A number of applicants are worried that what they say during their hearing with a view to obtaining refugee status might reach the ears of groups involved in persecution in their country of origin. Even if they are safe here in Canada, they fear that relatives and friends may be exposed to reprisals for their statements.
We may have difficulty imagining that possibility from here in Canada. It is sometimes hard to imagine that there are regimes where you could be arrested, tortured, or killed for your beliefs or for the beliefs of your friends and associates. We must remember this. If we want the truth, and that is what the refugee hearings are all about, we need to make sure the claimant feels that he or she has the full opportunity to be heard.
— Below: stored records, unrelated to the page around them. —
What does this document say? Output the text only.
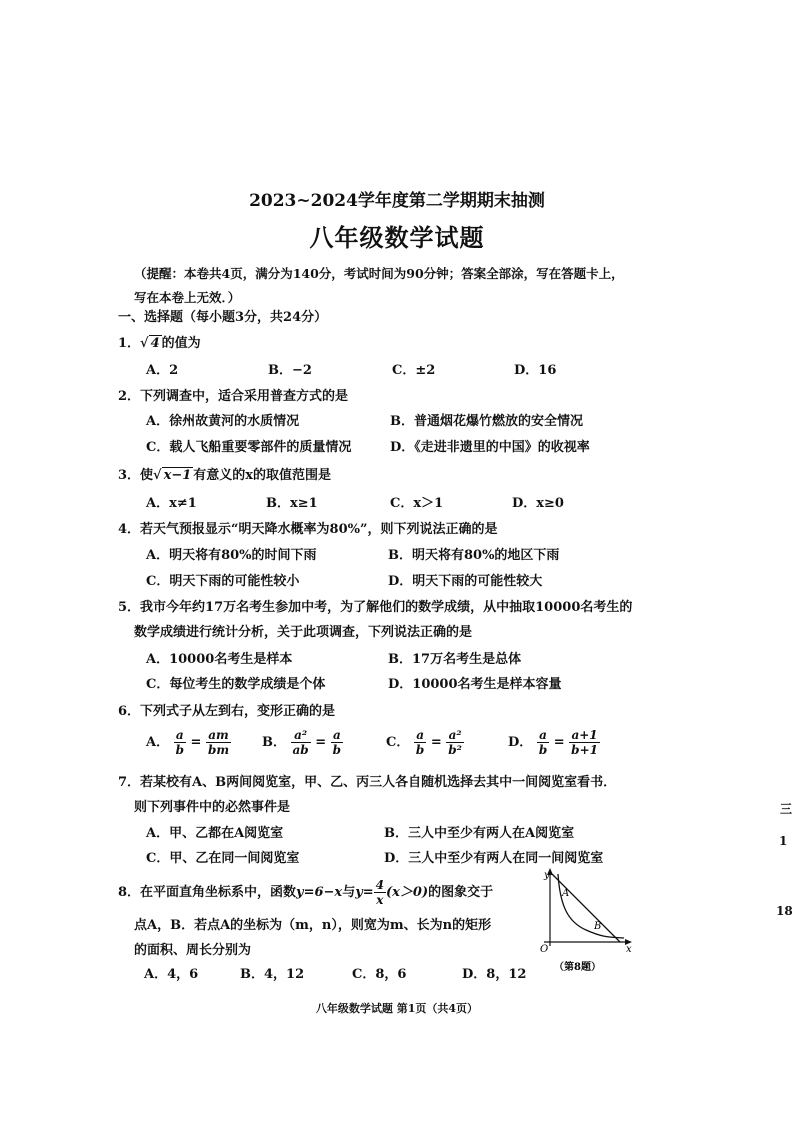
2023~2024学年度第二学期期末抽测
八年级数学试题
（提醒：本卷共4页，满分为140分，考试时间为90分钟；答案全部涂，写在答题卡上，
写在本卷上无效．）
一、选择题（每小题3分，共24分）
1．√ 4 的值为
A．2	B．−2	C．±2	D．16
2．下列调查中，适合采用普查方式的是
A．徐州故黄河的水质情况	B．普通烟花爆竹燃放的安全情况
C．载人飞船重要零部件的质量情况	D．《走进非遗里的中国》的收视率
3．使√ x−1 有意义的x的取值范围是
A．x≠1	B．x≥1	C．x＞1	D．x≥0
4．若天气预报显示“明天降水概率为80%”，则下列说法正确的是
A．明天将有80%的时间下雨	B．明天将有80%的地区下雨
C．明天下雨的可能性较小	D．明天下雨的可能性较大
5．我市今年约17万名考生参加中考，为了解他们的数学成绩，从中抽取10000名考生的
数学成绩进行统计分析，关于此项调查，下列说法正确的是
A．10000名考生是样本	B．17万名考生是总体
C．每位考生的数学成绩是个体	D．10000名考生是样本容量
6．下列式子从左到右，变形正确的是
A． $\frac{a}{b} = \frac{am}{bm}$ B． $\frac{\text{a²}}{ab} = \frac{a}{b}$	C． $\frac{a}{b} = \frac{\text{a²}}{\text{b²}}$	D． $\frac{a}{b} = \frac{a+1}{b+1}$
7．若某校有A、B两间阅览室，甲、乙、丙三人各自随机选择去其中一间阅览室看书．
则下列事件中的必然事件是
A．甲、乙都在A阅览室	B．三人中至少有两人在A阅览室
C．甲、乙在同一间阅览室	D．三人中至少有两人在同一间阅览室
8．在平面直角坐标系中，函数y=6−x与$y= \frac{4}{x} (x>0)$的图象交于
点A，B．若点A的坐标为（m，n），则宽为m、长为n的矩形
的面积、周长分别为
A．4，6	B．4，12	C．8，6	D．8，12
y
x
O
A
B
（第8题）
三
1
18
八年级数学试题 第1页（共4页）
We are also concerned with having a system that is open to the public. Accountability is a vital and cherished cornerstone of our governing system. That is why we have struck a balance between the right of the public to know and the right of the claimant to protection and security.
It is a principle of Canadian law that judicial and quasi-judicial decision making take place in an open and transparent environment. The hearings held by the immigration appeals division, for example, are held in public. But as I have said, sometimes there must be limits on that openness and transparency. That kind of limit is indeed even enshrined in the Canadian Charter of Rights and Freedoms in section 1, which talks about reasonable limits prescribed by law that can be demonstrably justified in a free and democratic society. The balance provided in the Immigration Act between the rights of the claimant and the rights of the Canadian public was intended to respect the competing charter concerns.
There are two ways in which an individual or the news media can gain access to the hearing: either the claimant can consent to the presence of the individual, or the hearing panel can, in response to an application, declare the hearing open to the public. In the latter case, the burden is on the claimant to establish that the life, liberty, or security of any person would be endangered by a public hearing.
It would be very worthwhile for members to let their constituents know what really goes on in these hearings. It would be very difficult to understand an applicant's objecting to the presence of a representative of the Canadian Parliament, except in very unusual circumstances.
Is an amendment needed to achieve this level of access to the hearing process? Are lawyers and other counsel advising their clients to resist access by parliamentarians to the hearings? Are members of Parliament being left only with the recourse of litigating the issue of access before the refugee division and the courts? No, they are not.
Accountability is a hallmark of good government. The Canadian government has always held the public's right to know to be sacrosanct. It is a principle we will never abandon. Liberty, justice, and freedom demand this. Sometimes the need for individual security demands privacy. An individual's right to safety and protection is another cornerstone of our society. It means we often have to strike a delicate balance. I believe our system does this.